Point is, that this “debate” is usually quite biased because agents usually don't comprehend the power that industries other than Bollywood possess. Recently though, comparisons between native movies and their Hindi adaptations have led to this culture of cancellation. The two most relevant and talked about examples are Arjun Reddy v Kabir Singh and Sairat v Dhadak. Even before these recreations were released, they were mocked just by virtue of them being unoriginal. The entire point of these recreations, however, was to reach a wider audience, since even though subtitles, captions, and dubbing can help the willing audience stream native content without fully obliterating the regional element they so gracefully carry, a significant portion of the same audience prefers to view these movies with familiar faces and in their own mother tongue. In instances like these, criticism is valid and crudely, expected too. But to entirely cancel a movie is an extreme reaction, that the netizens need to be held accountable for. 

While some people say that this “internal aggression” is a fallout of the covid lockdown, it is not the prerogative of consumers to publish profanities by means of social media. However, this phenomenon is not recent. Released in the 1900s, Dev Anand’s “Guide” and Shashi Kapur’s “Siddhartha” have majestic tangents which can be studied in detail to understand the development of sub-cultures, acculturation, and most importantly, cancel culture (even before it was a thing). “Guide” witnessed several protests because it showcased the infidelity of a woman, leading to a delay in the release of the movie. “Siddhartha” on the other hand, showcased Simi Grewal nude, creating contention among the audience absolutely instantly. This culture of cancellation has grown to be likened to quicksand; it spares absolutely no one and only the very skilled can escape it. As responsible social media users, the onus lies on each one of us to be mindful of the kind of content we post, repost, and share, and the language our content carries.

Conclusion

The “woke culture” was a wave everyone succinctly surfed on for quite a while, and while it was in vogue a little while ago it has given way globally to the cancel culture.
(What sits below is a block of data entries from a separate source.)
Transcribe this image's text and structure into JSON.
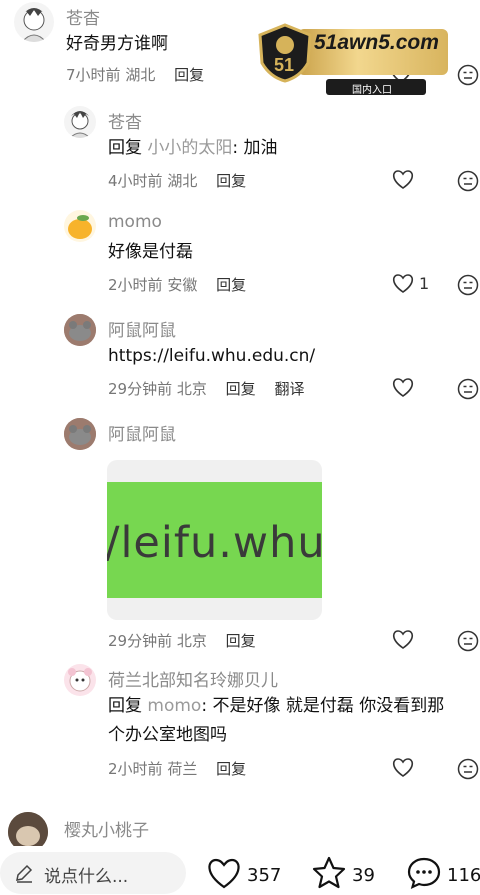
{
  "comments": [
    {
      "name": "苍杳",
      "text": "好奇男方谁啊",
      "time": "7小时前",
      "location": "湖北",
      "reply": "回复"
    },
    {
      "name": "苍杳",
      "reply_prefix": "回复",
      "reply_to": "小小的太阳",
      "text": ": 加油",
      "time": "4小时前",
      "location": "湖北",
      "reply": "回复"
    },
    {
      "name": "momo",
      "text": "好像是付磊",
      "time": "2小时前",
      "location": "安徽",
      "reply": "回复",
      "likes": "1"
    },
    {
      "name": "阿鼠阿鼠",
      "text": "https://leifu.whu.edu.cn/",
      "time": "29分钟前",
      "location": "北京",
      "reply": "回复",
      "translate": "翻译"
    },
    {
      "name": "阿鼠阿鼠",
      "image_text": "/leifu.whu",
      "time": "29分钟前",
      "location": "北京",
      "reply": "回复"
    },
    {
      "name": "荷兰北部知名玲娜贝儿",
      "reply_prefix": "回复",
      "reply_to": "momo",
      "text_line1": ": 不是好像 就是付磊 你没看到那",
      "text_line2": "个办公室地图吗",
      "time": "2小时前",
      "location": "荷兰",
      "reply": "回复"
    },
    {
      "name": "樱丸小桃子"
    }
  ],
  "ad": {
    "domain": "51awn5.com",
    "entry": "国内入口",
    "badge": "51"
  },
  "bottom": {
    "placeholder": "说点什么...",
    "likes": "357",
    "favorites": "39",
    "comments": "116"
  },
  "icons": {
    "like": "heart-outline-icon",
    "dislike": "meh-face-icon",
    "edit": "pencil-icon",
    "star": "star-outline-icon",
    "comment": "chat-bubble-icon"
  }
}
The initial focus of this woke culture and cancel culture was to create awareness or bring about radical justice by means of controlling and regulating the consumption of content produced by A-list celebrities. For example, when Rihanna came forward with evidence of abuse at the behest of rapper Chris Rock, social media was quick to react by way of unfollowing Rock, boycotting his concerts, and ceasing to buy his records. However, this culture has since morphed into penalizing celebrities if their choices of movies, lifestyle, and even wardrobe are different from what an individual considers “moral” or “decent”. 

 It is hypocritical for us to blame Bollywood for producing and reproducing the same scripts with the same hybrid genres, showcasing absolutely no trace of originality: when as the audience, we put the movie agents in fear for their careers after any ever-so-slightly different project is made available. Debate, discourse, and regulation of this “culture” is the only way an industry, which thrives on its creativity can truly succeed without having to walk on eggshells. This will also go a long way in ensuring that we showcase the diversity we harbor in real, just as harmoniously via reel.